Dylan shook her head. “No, my mom’s fine. She’s asleep. But there was…Oh, God, Rio.” She lowered her voice and pulled him to a private corner of the hallway. “I just saw the ghost of a Breedmate.”

“Where?”

“In the room with my mom. The girl was a runaway from the shelter, one my mom was very close to until she went missing recently. Her name was Toni, and she—” Dylan broke off, wrapping her arms around herself. “Rio, she just told me she was murdered, and that she’s not alone. She said there are more like her. She showed me her Breedmate mark and then she told me not to let any more of ‘my sisters’ be killed too.”

Holy…hell.

Dread coiled in Rio’s gut as Dylan relayed the unearthly message of warning. Instantly he thought of Dragos’s corrupt son, and the very real possibility that the bastard had unleashed the Ancient from its crypt, just as the Order feared. He could be breeding the creature right now, creating multiple new Gen One vampires on multiple females.
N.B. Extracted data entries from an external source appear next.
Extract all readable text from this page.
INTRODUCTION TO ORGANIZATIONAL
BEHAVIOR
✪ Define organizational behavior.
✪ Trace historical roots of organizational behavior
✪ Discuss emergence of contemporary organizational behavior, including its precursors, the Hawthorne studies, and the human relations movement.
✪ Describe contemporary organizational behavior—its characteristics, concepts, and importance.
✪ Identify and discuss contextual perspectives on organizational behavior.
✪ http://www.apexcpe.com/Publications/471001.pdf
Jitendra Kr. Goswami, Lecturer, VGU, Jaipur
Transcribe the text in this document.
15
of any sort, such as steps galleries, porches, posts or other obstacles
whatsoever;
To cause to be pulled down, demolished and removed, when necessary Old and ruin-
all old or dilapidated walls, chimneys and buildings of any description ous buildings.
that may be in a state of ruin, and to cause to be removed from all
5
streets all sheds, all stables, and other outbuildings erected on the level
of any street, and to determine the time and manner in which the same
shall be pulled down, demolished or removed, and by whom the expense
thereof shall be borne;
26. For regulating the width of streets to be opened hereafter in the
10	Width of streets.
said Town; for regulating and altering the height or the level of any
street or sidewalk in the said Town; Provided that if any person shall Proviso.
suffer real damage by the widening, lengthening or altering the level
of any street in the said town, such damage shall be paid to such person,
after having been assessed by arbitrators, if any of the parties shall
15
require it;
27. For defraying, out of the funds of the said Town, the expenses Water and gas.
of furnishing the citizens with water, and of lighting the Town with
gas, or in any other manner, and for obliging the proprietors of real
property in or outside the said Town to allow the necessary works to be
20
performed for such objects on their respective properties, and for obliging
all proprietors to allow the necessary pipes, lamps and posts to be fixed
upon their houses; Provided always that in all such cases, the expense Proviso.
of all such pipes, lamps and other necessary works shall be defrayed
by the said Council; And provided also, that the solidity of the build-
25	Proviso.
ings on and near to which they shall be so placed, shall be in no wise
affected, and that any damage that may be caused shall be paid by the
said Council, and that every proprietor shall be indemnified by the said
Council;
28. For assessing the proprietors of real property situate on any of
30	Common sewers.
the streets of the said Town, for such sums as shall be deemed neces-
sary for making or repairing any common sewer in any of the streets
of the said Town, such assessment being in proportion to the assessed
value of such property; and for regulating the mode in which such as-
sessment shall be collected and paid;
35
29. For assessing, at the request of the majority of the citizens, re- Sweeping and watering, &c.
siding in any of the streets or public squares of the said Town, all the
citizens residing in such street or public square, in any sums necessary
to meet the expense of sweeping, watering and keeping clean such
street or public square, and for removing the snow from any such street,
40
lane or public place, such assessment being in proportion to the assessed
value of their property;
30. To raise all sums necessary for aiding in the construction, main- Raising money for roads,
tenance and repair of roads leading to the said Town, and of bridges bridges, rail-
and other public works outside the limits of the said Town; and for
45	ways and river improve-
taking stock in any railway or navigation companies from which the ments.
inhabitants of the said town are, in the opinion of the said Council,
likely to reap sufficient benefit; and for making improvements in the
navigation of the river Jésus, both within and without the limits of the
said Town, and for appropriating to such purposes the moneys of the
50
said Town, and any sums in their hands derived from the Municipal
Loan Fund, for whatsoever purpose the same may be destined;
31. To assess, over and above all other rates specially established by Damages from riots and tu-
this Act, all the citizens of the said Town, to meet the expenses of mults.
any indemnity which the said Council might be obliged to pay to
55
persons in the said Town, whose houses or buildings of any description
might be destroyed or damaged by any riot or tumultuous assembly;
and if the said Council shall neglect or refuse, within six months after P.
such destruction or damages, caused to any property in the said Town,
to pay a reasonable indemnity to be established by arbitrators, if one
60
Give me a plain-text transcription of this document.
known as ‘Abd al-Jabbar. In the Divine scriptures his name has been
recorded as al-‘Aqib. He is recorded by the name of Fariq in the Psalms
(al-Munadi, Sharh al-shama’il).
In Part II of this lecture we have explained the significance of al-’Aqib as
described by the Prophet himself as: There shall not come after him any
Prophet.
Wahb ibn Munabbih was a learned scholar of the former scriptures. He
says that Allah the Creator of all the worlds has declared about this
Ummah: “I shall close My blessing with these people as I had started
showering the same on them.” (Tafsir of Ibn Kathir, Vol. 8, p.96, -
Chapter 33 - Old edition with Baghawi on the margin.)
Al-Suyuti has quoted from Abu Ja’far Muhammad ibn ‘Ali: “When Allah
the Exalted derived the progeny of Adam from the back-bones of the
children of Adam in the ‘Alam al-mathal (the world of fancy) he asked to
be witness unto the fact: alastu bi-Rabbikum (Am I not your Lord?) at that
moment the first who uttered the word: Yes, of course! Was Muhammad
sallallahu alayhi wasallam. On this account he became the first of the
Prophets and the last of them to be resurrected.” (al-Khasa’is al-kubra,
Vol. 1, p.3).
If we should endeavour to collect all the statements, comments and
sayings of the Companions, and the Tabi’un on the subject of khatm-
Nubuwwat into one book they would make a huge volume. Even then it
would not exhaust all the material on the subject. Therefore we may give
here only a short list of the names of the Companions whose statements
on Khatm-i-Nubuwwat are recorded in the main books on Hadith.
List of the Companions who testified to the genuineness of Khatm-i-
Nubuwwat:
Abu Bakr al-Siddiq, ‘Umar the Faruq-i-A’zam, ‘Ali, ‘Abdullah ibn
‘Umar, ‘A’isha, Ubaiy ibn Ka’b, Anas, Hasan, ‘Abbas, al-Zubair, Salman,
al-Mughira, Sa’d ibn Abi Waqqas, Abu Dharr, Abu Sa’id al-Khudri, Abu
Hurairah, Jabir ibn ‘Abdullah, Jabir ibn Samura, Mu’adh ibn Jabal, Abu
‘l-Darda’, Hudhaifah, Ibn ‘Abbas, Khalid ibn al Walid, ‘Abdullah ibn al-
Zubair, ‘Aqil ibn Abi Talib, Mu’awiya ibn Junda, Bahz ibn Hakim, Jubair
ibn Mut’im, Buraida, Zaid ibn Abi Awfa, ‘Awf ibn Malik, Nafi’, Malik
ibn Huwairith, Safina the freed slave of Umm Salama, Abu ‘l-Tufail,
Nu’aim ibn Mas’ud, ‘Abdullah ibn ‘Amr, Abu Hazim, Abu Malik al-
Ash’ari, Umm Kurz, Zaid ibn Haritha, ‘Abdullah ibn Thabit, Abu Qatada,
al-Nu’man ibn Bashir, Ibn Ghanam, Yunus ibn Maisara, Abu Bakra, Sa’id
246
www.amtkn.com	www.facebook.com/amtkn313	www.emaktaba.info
For crissake, Dragos’s son could be harvesting Breedmates from the four corners of the world for that very purpose.

“She said ‘don’t let him kill any more of
us
,’ like I was in danger as well.”

Rio’s skin went tight with foreboding. “You’re sure this is what you saw—what you heard?”

“Yes.”

“Show me.” He took a step toward the room. “I need to see this for myself. Is it still in there?”

Dylan shook her head. “No, she’s gone now. The apparitions are like mist…they don’t stay visible for very long.”

“Did you ask her where the others might be, or who it was that killed her?”

“It doesn’t work that way, unfortunately. They can speak, but I don’t think they can hear me wherever they are. I’ve tried, but that never works.” Dylan stared at him for a long moment. “Rio, I think every one of these visitations I’ve had—from the very first, when I was just a kid—has been the spirit of a dead Breedmate. I always thought it was odd that I only saw females, young females, who should have been in prime health. When I saw the birthmark under Toni’s chin, it all clicked into place in my mind. Rio, I get it now—I
feel
it. They’ve all been Breedmates.”

Rio ran a hand over his scalp, letting a sharp oath hiss through his teeth. “I need to call Boston and fill them in on this.”

Dylan nodded, still staring up into his eyes. When she spoke, her voice was a little shaky. “Rio, I’m scared.”

He pulled her close, knowing what it cost her to admit that, even to him. “Don’t be. I’ll keep you safe. But I can’t leave you here tonight, Dylan. I’m taking you back with me to the compound.”

She frowned. “But my mom—”

“If I can help her too, I will,” he said, putting it all out there for her now. “But first I need to know that you’ll be safe.”

Dylan’s eyes pleaded with him, then, at last, she gave a small nod of her head. “All right, Rio. I’ll go back with you.”